A local cheese packaging company is finally brie-ing itself. WAMC’s Samantha Simmons recently toured Hudson Valley Creamery’s facilities after it won gold at the World Championship Cheese Contest in Wisconsin.
Until last year, Hudson Valley Creamery didn’t have labels that sported their company. But now, the brand that brings recognition to the Hudson Valley can be found in several areas across the country – but not yet locally.
The goat cheese manufacturer is owned by a France-based company, Triballat, which owns two other U.S.-based companies.
Joe Alstat is the company’s quality manager. And a fun fact about him, his least favorite product to taste test is the lemon cheese. Alstat explained how the company, who imports it cheese, processes and packages it.
“It's frozen on a 40-foot container, and then essentially it's in large pallets that weigh about 1500-2000 pounds apiece, and we have to pull them out of the freezer, defrost them, and then it's about three-day defrost time,” Alstat said. “We then take those logs, cut them open, put them into a big 1500-pound mixer, [it] mixes it all up, and then we extrude it using essentially what is a sausage stuffer into the goat cheese logs. And then we have our people take those logs and put it into our packaging.”
Right now, production team members work five days a week on one shift. Alstat says the busiest time of year is around the holidays. On average, they package 10,000 pounds of product a day. Other tasks include filling dry ingredient rooms with product that goes into the cheese like the lemon that Alstat dislikes, as well as garlic, herbs, various fruits, honey, and more.
Alstat says the company is working to get its namesake branded cheese out, but they have a lot of work to do. Alstat says the company packages for other brands for volume reasons – bigger cheese brands want to have every cheese on their cracker.
“We can't necessarily say who we make the cheese for, because it's, you know, we're having non disclosures, but we do produce a lot of cheese for a lot of other brands,” Alstat said.
Like many small businesses, the company says it has been impacted by the Trump administration’s tariffs. The company’s COO Nancy Kipp says they’re not experiencing shipping delays, but increased tariffs will cause a likely 15% increase in transportation costs due to the current oil prices.
But Alstat says the creamery aims to keep quality high and prices low.
“I think a lot of people, they see goat cheese and they think, ‘oh, it's specialty cheese. I can't afford it,’” Alstat said. “But I mean a lot of customers that we sell to are value stores, and the fact that you can walk into a store and buy a four-ounce log of cheese for $1.99 or $2.50, I think that's the real value in it.”

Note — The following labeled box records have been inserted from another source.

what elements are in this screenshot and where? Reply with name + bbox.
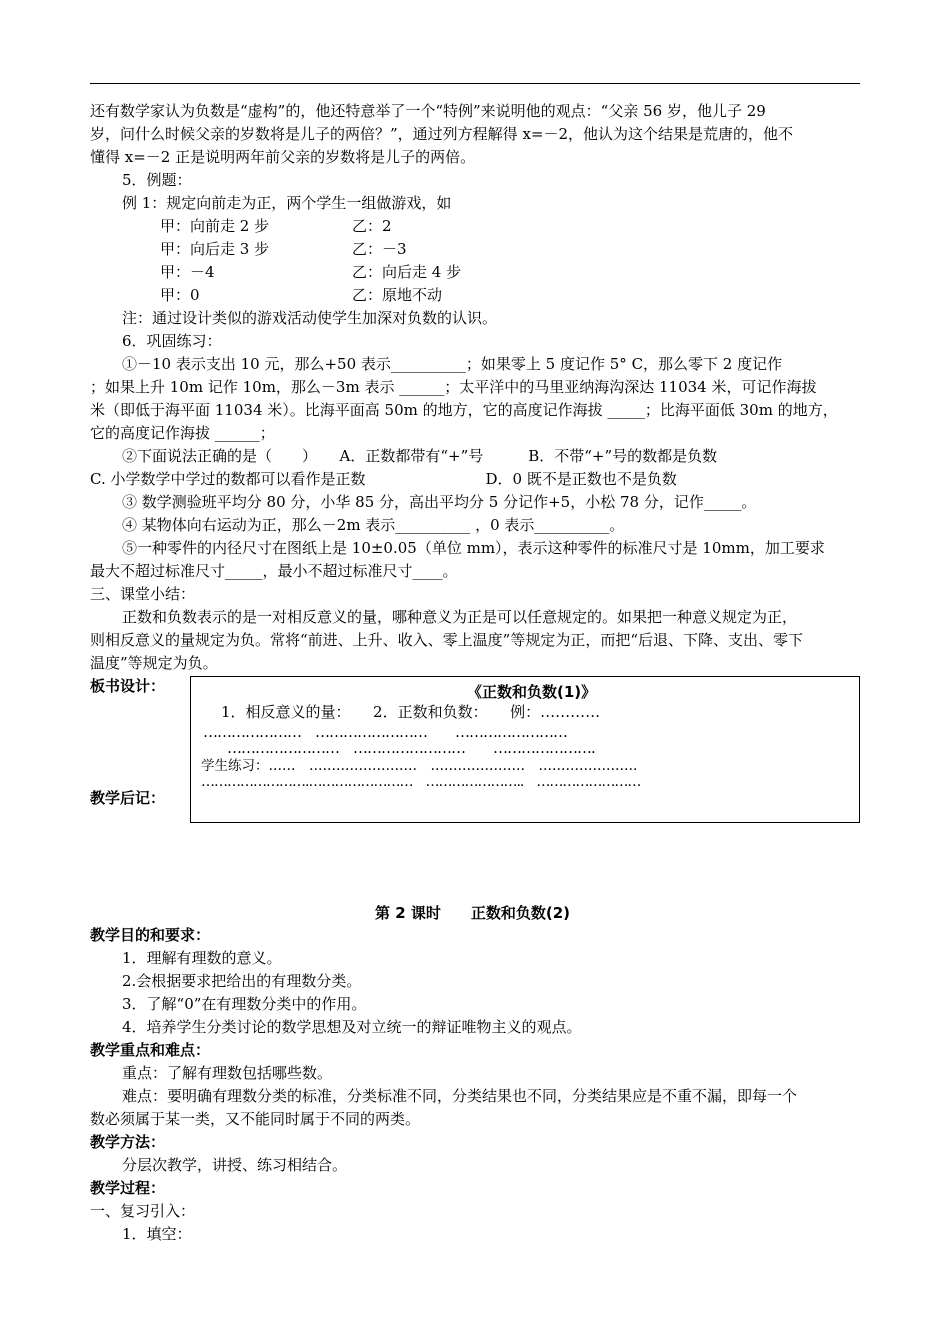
exercise-line: 米（即低于海平面 11034 米）。比海平面高 50m 的地方，它的高度记作海拔 _____；比海平面低 30m 的地方， — [90, 401, 838, 419]
method-text: 分层次教学，讲授、练习相结合。 — [122, 1156, 348, 1174]
note: 注：通过设计类似的游戏活动使学生加深对负数的认识。 — [122, 309, 498, 327]
goal-item: 2.会根据要求把给出的有理数分类。 — [122, 972, 362, 990]
exercise-line: ；如果上升 10m 记作 10m，那么－3m 表示 ______；太平洋中的马里亚纳海沟深达 11034 米，可记作海拔 — [90, 378, 817, 396]
paragraph-line: 懂得 x=－2 正是说明两年前父亲的岁数将是儿子的两倍。 — [90, 148, 476, 166]
difficulty-line: 难点：要明确有理数分类的标准，分类标准不同，分类结果也不同，分类结果应是不重不漏，即每一个 — [122, 1087, 798, 1105]
lesson-title: 第 2 课时 正数和负数(2) — [375, 904, 571, 922]
method-heading: 教学方法： — [90, 1133, 166, 1151]
board-row: …………………… …………………… …………………. — [227, 739, 595, 757]
section-heading: 三、课堂小结： — [90, 585, 196, 603]
exercise-line: 它的高度记作海拔 ______； — [90, 424, 275, 442]
board-row: …………………….…………………… ………………….. …………………… — [201, 774, 641, 790]
key-point: 重点：了解有理数包括哪些数。 — [122, 1064, 333, 1082]
board-label: 板书设计： — [90, 677, 166, 695]
game-b: 乙：－3 — [352, 240, 407, 258]
process-heading: 教学过程： — [90, 1179, 166, 1197]
process-line: 1．填空： — [122, 1225, 192, 1243]
board-row: ………………… …………………… …………………… — [203, 723, 568, 741]
exercise-line: C. 小学数学中学过的数都可以看作是正数 D．0 既不是正数也不是负数 — [90, 470, 677, 488]
board-row: 1．相反意义的量： 2．正数和负数： 例：………… — [221, 703, 601, 721]
summary-line: 正数和负数表示的是一对相反意义的量，哪种意义为正是可以任意规定的。如果把一种意义规定为正， — [122, 608, 798, 626]
example-intro: 例 1：规定向前走为正，两个学生一组做游戏，如 — [122, 194, 452, 212]
game-b: 乙：向后走 4 步 — [352, 263, 462, 281]
key-heading: 教学重点和难点： — [90, 1041, 211, 1059]
game-a: 甲：向前走 2 步 — [160, 217, 270, 235]
board-row: 学生练习：…… …………………… ………………… …………………. — [201, 758, 638, 774]
header-rule — [90, 83, 860, 84]
exercise-line: 最大不超过标准尺寸_____，最小不超过标准尺寸____。 — [90, 562, 458, 580]
process-line: 一、复习引入： — [90, 1202, 196, 1220]
difficulty-line: 数必须属于某一类，又不能同时属于不同的两类。 — [90, 1110, 421, 1128]
exercise-line: ①－10 表示支出 10 元，那么+50 表示__________；如果零上 5 度记作 5° C，那么零下 2 度记作 — [122, 355, 783, 373]
board-box — [190, 676, 860, 823]
exercise-line: ②下面说法正确的是（ ） A．正数都带有“+”号 B．不带“+”号的数都是负数 — [122, 447, 718, 465]
game-a: 甲：向后走 3 步 — [160, 240, 270, 258]
goal-item: 4．培养学生分类讨论的数学思想及对立统一的辩证唯物主义的观点。 — [122, 1018, 582, 1036]
goals-heading: 教学目的和要求： — [90, 926, 211, 944]
paragraph-line: 岁，问什么时候父亲的岁数将是儿子的两倍？”，通过列方程解得 x=－2，他认为这个结果是荒唐的，他不 — [90, 125, 794, 143]
game-a: 甲：0 — [160, 286, 200, 304]
section-heading: 5．例题： — [122, 171, 192, 189]
exercise-line: ⑤一种零件的内径尺寸在图纸上是 10±0.05（单位 mm），表示这种零件的标准尺寸是 10mm，加工要求 — [122, 539, 825, 557]
summary-line: 则相反意义的量规定为负。常将“前进、上升、收入、零上温度”等规定为正，而把“后退、下降、支出、零下 — [90, 631, 804, 649]
summary-line: 温度”等规定为负。 — [90, 654, 218, 672]
goal-item: 3．了解“0”在有理数分类中的作用。 — [122, 995, 367, 1013]
goal-item: 1．理解有理数的意义。 — [122, 949, 282, 967]
paragraph-line: 还有数学家认为负数是“虚构”的，他还特意举了一个“特例”来说明他的观点：“父亲 56 岁，他儿子 29 — [90, 102, 766, 120]
game-b: 乙：2 — [352, 217, 392, 235]
board-title: 《正数和负数(1)》 — [467, 683, 597, 701]
section-heading: 6．巩固练习： — [122, 332, 222, 350]
game-b: 乙：原地不动 — [352, 286, 443, 304]
exercise-line: ③ 数学测验班平均分 80 分，小华 85 分，高出平均分 5 分记作+5，小松 78 分，记作_____。 — [122, 493, 757, 511]
afterword-label: 教学后记： — [90, 789, 166, 807]
game-a: 甲：－4 — [160, 263, 215, 281]
exercise-line: ④ 某物体向右运动为正，那么－2m 表示__________ ，0 表示__________。 — [122, 516, 625, 534]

But what does it mean to be a cheese manufacturer when they don’t have their own farm?
Alstat took me on a tour of the facility, where workers were packaging two-pound containers of crumble… the same crumble HVC just won gold for at the World Cheese Championship in Wisconsin. And soon, they’ll have a machine that automatically fills crumble containers that are currently being filled by hand.
Then we take a look at the moulder extruder, which shapes the soft goat cheese into logs.
“Essentially, it's able to take the cheese. There's a vacuum pump. It sucks it down, and then pushes it out through this pipe, and there's a guillotine that cuts it. And we have different dies to make different sizes of cheese, you know, we verify the weight and everything, and then, yeah, it’s just all the different types pushed out,” Alstat said. “But this is essentially the same machine that they use to make, like, hot dogs, it's and sausage and everything.”
Before we take off our protective hairnets, suits, and booties, Alstat told me things don’t always go to plan. In one corner of the production room, an employee was unwrapping already processed cheeses because of a mistake on the line the day before. But Alstat says it’s an easy fix – ratios were off, making the honey cheese’s taste not optimal.
“It had too much honey,” Alstat said. “So, we’re reworking it. So, we have to unwrap them all, unfortunately, and then we're going to reprocess it and get the formula right,” Alstat said.
“Interesting.”
“Yeah, diabetics, if it has too much sugar in it, there's a nutrition label, like, that's a food safety hazard,” Alstat said.